In this essay in the New York Times, David Greenberg explores the notion of disappointing last chapters in otherwise good books. He focuses mainly on non-fiction social commentary, like Eric Schlosser’s Fast Food Nation and Al Gore’s The Assault on Reason, discussing how authors will frequently contradict the arguments they’ve been making throughout their books with unexpectedly hopeful—or incongruously dour—conclusions. While I’m more of a reader of fiction than non-fiction, I’ve certainly noticed similar disappointing last chapters in many otherwise lovely novels.
Take Little Bee by Chris Cleave for example. I was absolutely enraptured by this story of a Nigerian orphan and her entanglement with a white, middle class family from small town Britain—it was one of those novels that I stayed up way too late reading.
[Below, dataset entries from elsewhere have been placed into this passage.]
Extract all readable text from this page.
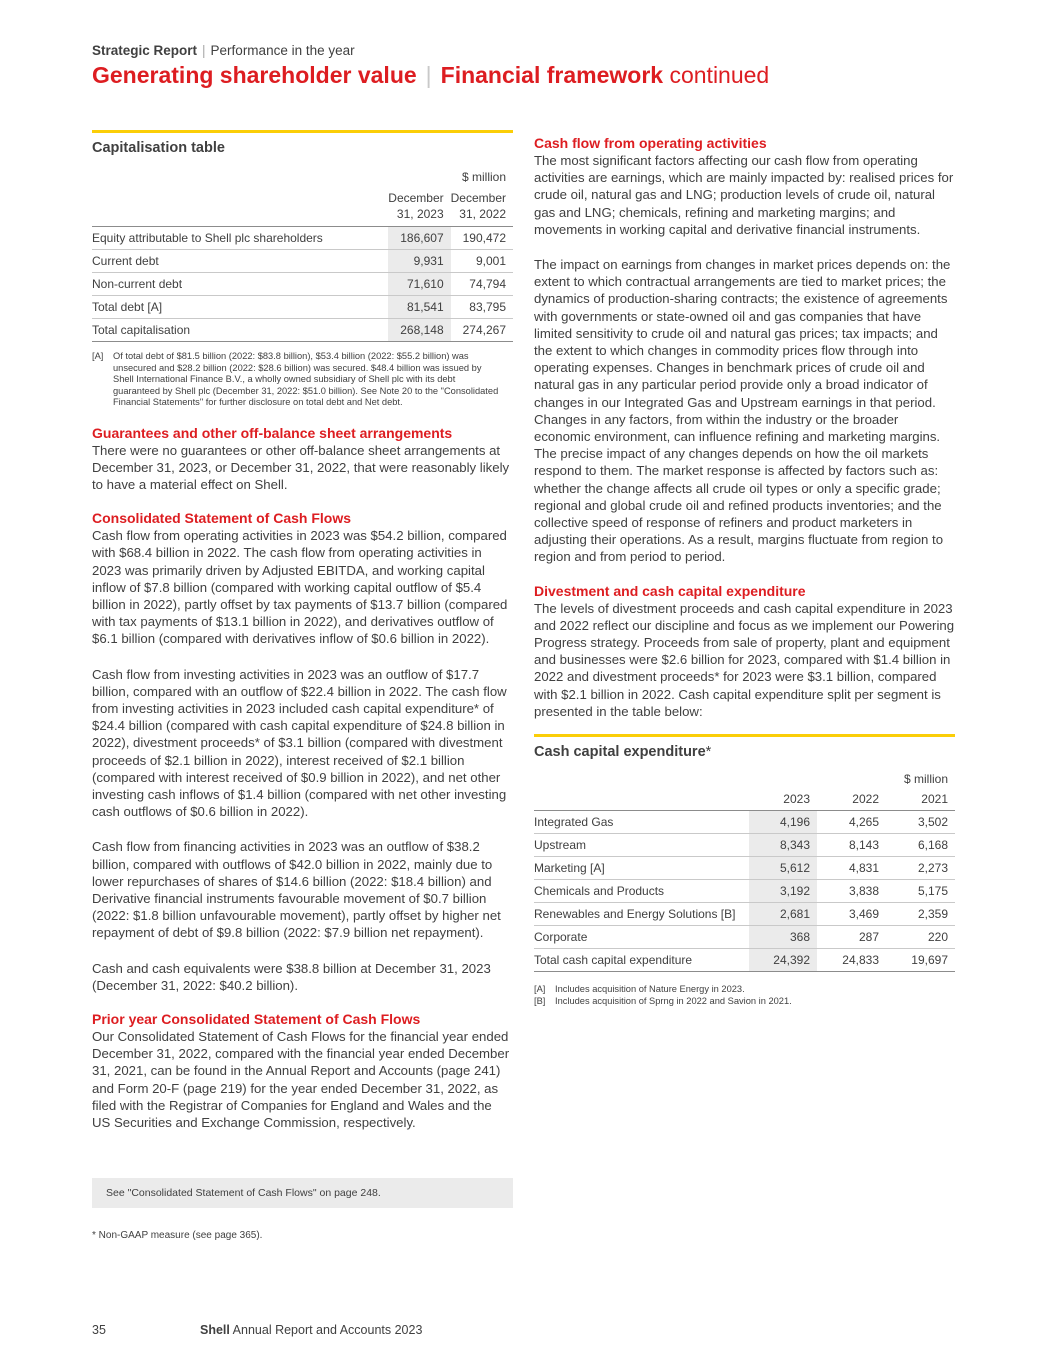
Strategic Report | Performance in the year
Generating shareholder value | Financial framework continued
Capitalisation table
		$ million
	December
31, 2023	December
31, 2022
Equity attributable to Shell plc shareholders	186,607	190,472
Current debt	9,931	9,001
Non-current debt	71,610	74,794
Total debt [A]	81,541	83,795
Total capitalisation	268,148	274,267
[A]	Of total debt of $81.5 billion (2022: $83.8 billion), $53.4 billion (2022: $55.2 billion) was unsecured and $28.2 billion (2022: $28.6 billion) was secured. $48.4 billion was issued by Shell International Finance B.V., a wholly owned subsidiary of Shell plc with its debt guaranteed by Shell plc (December 31, 2022: $51.0 billion). See Note 20 to the "Consolidated Financial Statements" for further disclosure on total debt and Net debt.

Guarantees and other off-balance sheet arrangements

There were no guarantees or other off-balance sheet arrangements at December 31, 2023, or December 31, 2022, that were reasonably likely to have a material effect on Shell.

Consolidated Statement of Cash Flows

Cash flow from operating activities in 2023 was $54.2 billion, compared with $68.4 billion in 2022. The cash flow from operating activities in 2023 was primarily driven by Adjusted EBITDA, and working capital inflow of $7.8 billion (compared with working capital outflow of $5.4 billion in 2022), partly offset by tax payments of $13.7 billion (compared with tax payments of $13.1 billion in 2022), and derivatives outflow of $6.1 billion (compared with derivatives inflow of $0.6 billion in 2022).

Cash flow from investing activities in 2023 was an outflow of $17.7 billion, compared with an outflow of $22.4 billion in 2022. The cash flow from investing activities in 2023 included cash capital expenditure* of $24.4 billion (compared with cash capital expenditure of $24.8 billion in 2022), divestment proceeds* of $3.1 billion (compared with divestment proceeds of $2.1 billion in 2022), interest received of $2.1 billion (compared with interest received of $0.9 billion in 2022), and net other investing cash inflows of $1.4 billion (compared with net other investing cash outflows of $0.6 billion in 2022).

Cash flow from financing activities in 2023 was an outflow of $38.2 billion, compared with outflows of $42.0 billion in 2022, mainly due to lower repurchases of shares of $14.6 billion (2022: $18.4 billion) and Derivative financial instruments favourable movement of $0.7 billion (2022: $1.8 billion unfavourable movement), partly offset by higher net repayment of debt of $9.8 billion (2022: $7.9 billion net repayment).

Cash and cash equivalents were $38.8 billion at December 31, 2023 (December 31, 2022: $40.2 billion).

Prior year Consolidated Statement of Cash Flows

Our Consolidated Statement of Cash Flows for the financial year ended December 31, 2022, compared with the financial year ended December 31, 2021, can be found in the Annual Report and Accounts (page 241) and Form 20-F (page 219) for the year ended December 31, 2022, as filed with the Registrar of Companies for England and Wales and the US Securities and Exchange Commission, respectively.

See "Consolidated Statement of Cash Flows" on page 248.
* Non-GAAP measure (see page 365).

Cash flow from operating activities

The most significant factors affecting our cash flow from operating activities are earnings, which are mainly impacted by: realised prices for crude oil, natural gas and LNG; production levels of crude oil, natural gas and LNG; chemicals, refining and marketing margins; and movements in working capital and derivative financial instruments.

The impact on earnings from changes in market prices depends on: the extent to which contractual arrangements are tied to market prices; the dynamics of production-sharing contracts; the existence of agreements with governments or state-owned oil and gas companies that have limited sensitivity to crude oil and natural gas prices; tax impacts; and the extent to which changes in commodity prices flow through into operating expenses. Changes in benchmark prices of crude oil and natural gas in any particular period provide only a broad indicator of changes in our Integrated Gas and Upstream earnings in that period. Changes in any factors, from within the industry or the broader economic environment, can influence refining and marketing margins. The precise impact of any changes depends on how the oil markets respond to them. The market response is affected by factors such as: whether the change affects all crude oil types or only a specific grade; regional and global crude oil and refined products inventories; and the collective speed of response of refiners and product marketers in adjusting their operations. As a result, margins fluctuate from region to region and from period to period.

Divestment and cash capital expenditure

The levels of divestment proceeds and cash capital expenditure in 2023 and 2022 reflect our discipline and focus as we implement our Powering Progress strategy. Proceeds from sale of property, plant and equipment and businesses were $2.6 billion for 2023, compared with $1.4 billion in 2022 and divestment proceeds* for 2023 were $3.1 billion, compared with $2.1 billion in 2022. Cash capital expenditure split per segment is presented in the table below:

Cash capital expenditure*
			$ million
	2023	2022	2021
Integrated Gas	4,196	4,265	3,502
Upstream	8,343	8,143	6,168
Marketing [A]	5,612	4,831	2,273
Chemicals and Products	3,192	3,838	5,175
Renewables and Energy Solutions [B]	2,681	3,469	2,359
Corporate	368	287	220
Total cash capital expenditure	24,392	24,833	19,697
[A]	Includes acquisition of Nature Energy in 2023.
[B]	Includes acquisition of Sprng in 2022 and Savion in 2021.
35	Shell Annual Report and Accounts 2023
Now, I don’t want to discourage anyone from picking up what really is a good book, nor do I want to give away the ending, but man—was that a disappointing last chapter! Also, I usually enjoy David Nicholls’s books—they aren’t particularly complex, but they always offer well-crafted, entertaining stories (hello, Starter for Ten!). His most recent novel, One Day, was quite a fun read… until that final chapter. Again, I don’t want to give anything away, but Nicholls whipped out a plot twist that even the best, most skilled, most celebrated writers can only ever successfully employ—sometimes. This was not a successful employment. And that is all I will say about that.
Have you read any books that you really enjoyed, up until the disappointing end? Does a bad ending ruin your enjoyment of a book, or do you still consider some books to be good, despite their flawed conclusions?